Retaining skilled professionals in Nepal’s manufacturing sector

Most significant challenges and opportunities for Nepali manufacturers lie in incorporating elements of inclusion, appreciation, support, trust, purpose and achievement into our organizations.

Anil Kumar Baral

  • Read Time 3 min.

Human resources are the primary resources and are given the highest priority among all resources in the manufacturing world, even before financial resources. Since the era of industrialization, human capital has been considered crucial and valuable assets in all industries, including manufacturing. It is believed that every organization equally invests in developing their employees for optimal output, making employee retention a fundamental requirement for any institution.

In Nepal, there are two major factors contributing to brain drain. Firstly, the government’s policies play a significant role as they engage in bilateral labor agreements with wealthy countries, aiming for brain exchange in exchange for remittances. Secondly, the allure of new technology, attractive lifestyles, and improved financial prospects globally are known to attract skilled individuals.

Currently, Nepal is facing a financial crisis that began with the onset of the Covid-19 pandemic. Initially, it affected specific groups and sectors, but unfortunately, it gradually spread across the entire business community.

Let us first examine the emigration data. According to the Department of Immigration’s 2022 records, approximately 3,000 Nepali individuals leave the country through Tribhuvan International Airport every day, either as students or as workers. There might not be any systematic data available for Nepali nationals emigrating to India.

Now, from the Human Resource Management perspective, there is one category of students who migrate from Nepal with a rare possibility of returning and finding suitable employment. On the other hand, engineers, doctors, and trained professionals are migrating in significant numbers each day, with very few actions or efforts towards their retention.

Nepali manufacturers are currently facing two distinct challenges in the market. Firstly, due to the prolonged period of low business volume, survival becomes a struggle, resulting in constant financial limitations. Consequently, it becomes difficult to allocate significant resources to employee motivation and retention. In such cases, self-retention techniques should naturally come into play, but in the context of Nepal, they are ineffective due to the overwhelming outward flow of talent.

Why are employees not satisfied with their current jobs? This is a crucial subject of study. Let us discuss a few parameters, focusing on traditional topics that require attention. They include monotonous work, job insecurity, demanding workload, poor communication, bad relationships with colleagues, lack of control over workload and schedules and long hours and tight deadlines.

Typically, the Human Resources Departments focus on training and counseling sessions but often fail to generate positivity within the workforce. These sessions tend to focus more on skill development, overshadowing overall employee satisfaction and needs analysis. This approach dominates HR activities in Nepal under the guise of corporate culture. HR departments in organizations should be discerning and mindful.
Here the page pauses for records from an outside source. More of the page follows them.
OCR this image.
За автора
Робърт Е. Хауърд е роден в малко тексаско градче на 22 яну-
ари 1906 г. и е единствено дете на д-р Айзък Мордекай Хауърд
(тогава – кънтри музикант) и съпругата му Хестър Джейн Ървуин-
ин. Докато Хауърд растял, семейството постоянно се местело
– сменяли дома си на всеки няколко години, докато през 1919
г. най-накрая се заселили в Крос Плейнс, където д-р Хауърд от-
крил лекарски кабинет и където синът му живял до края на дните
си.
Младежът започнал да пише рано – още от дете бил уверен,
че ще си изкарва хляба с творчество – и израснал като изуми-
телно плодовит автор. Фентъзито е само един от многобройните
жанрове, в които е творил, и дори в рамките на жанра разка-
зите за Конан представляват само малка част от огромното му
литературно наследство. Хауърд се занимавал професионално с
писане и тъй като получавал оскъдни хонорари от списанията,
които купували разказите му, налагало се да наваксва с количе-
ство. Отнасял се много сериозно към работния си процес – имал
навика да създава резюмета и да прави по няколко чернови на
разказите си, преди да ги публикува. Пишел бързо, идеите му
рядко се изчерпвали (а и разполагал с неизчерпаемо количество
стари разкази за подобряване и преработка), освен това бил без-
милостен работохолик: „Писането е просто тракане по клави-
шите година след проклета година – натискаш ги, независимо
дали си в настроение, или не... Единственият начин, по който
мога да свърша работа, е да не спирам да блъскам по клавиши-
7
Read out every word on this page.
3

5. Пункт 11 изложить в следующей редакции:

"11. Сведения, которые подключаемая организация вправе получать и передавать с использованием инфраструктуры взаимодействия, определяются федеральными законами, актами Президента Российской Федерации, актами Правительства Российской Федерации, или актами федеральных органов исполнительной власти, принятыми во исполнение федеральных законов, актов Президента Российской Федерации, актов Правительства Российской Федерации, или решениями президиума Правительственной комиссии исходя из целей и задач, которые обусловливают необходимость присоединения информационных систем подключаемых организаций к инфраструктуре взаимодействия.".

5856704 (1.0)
Some additional areas to consider are the weight of job responsibilities and unsafe work conditions.

Together, as manufacturers, we need to improve workplace happiness to retain employees to the extent possible.

One key aspect is that most small and medium scale manufacturers take local employees for granted and assume that they are satisfied with a nominal salary simply because they have a job in their hometown and can be with their families. However, this sentimental judgment no longer holds true. It is the manufacturer’s biggest mistake, as all efforts invested in developing unskilled workers into skilled manpower can go to waste over time. Therefore, dealing with employees in a professional manner becomes more significant, leading to greater satisfaction. Offering competitive salaries plays a vital role in employee satisfaction and presents the biggest challenge for manufacturers.

The most significant challenges and opportunities for Nepali manufacturers lie in incorporating the following six elements into our organizations to improve employee comfort:

If our organization genuinely focuses on these areas, positive workplace well-being will be reflected. In the present context, recruitment and preparation, unconscious bias in hiring and relying solely on recommendations or salary as the hiring criteria will not yield desired results in Nepal.

Thus let us collectively strive to develop disciplined employees, make them accountable, and create an environment of trust and faith. Let us openly communicate our requirements and needs, foster inclusivity in the workplace, and allow employees to engage in non-work-related conversations from time to time. Immediate action should be taken for staff appreciation and recognition. A clear vision of responsibilities and tasks, along with recognition and appreciation, can make a significant difference in employee satisfaction. 

Anil Kumar Baral, a manufacturer, is a PhD scholar.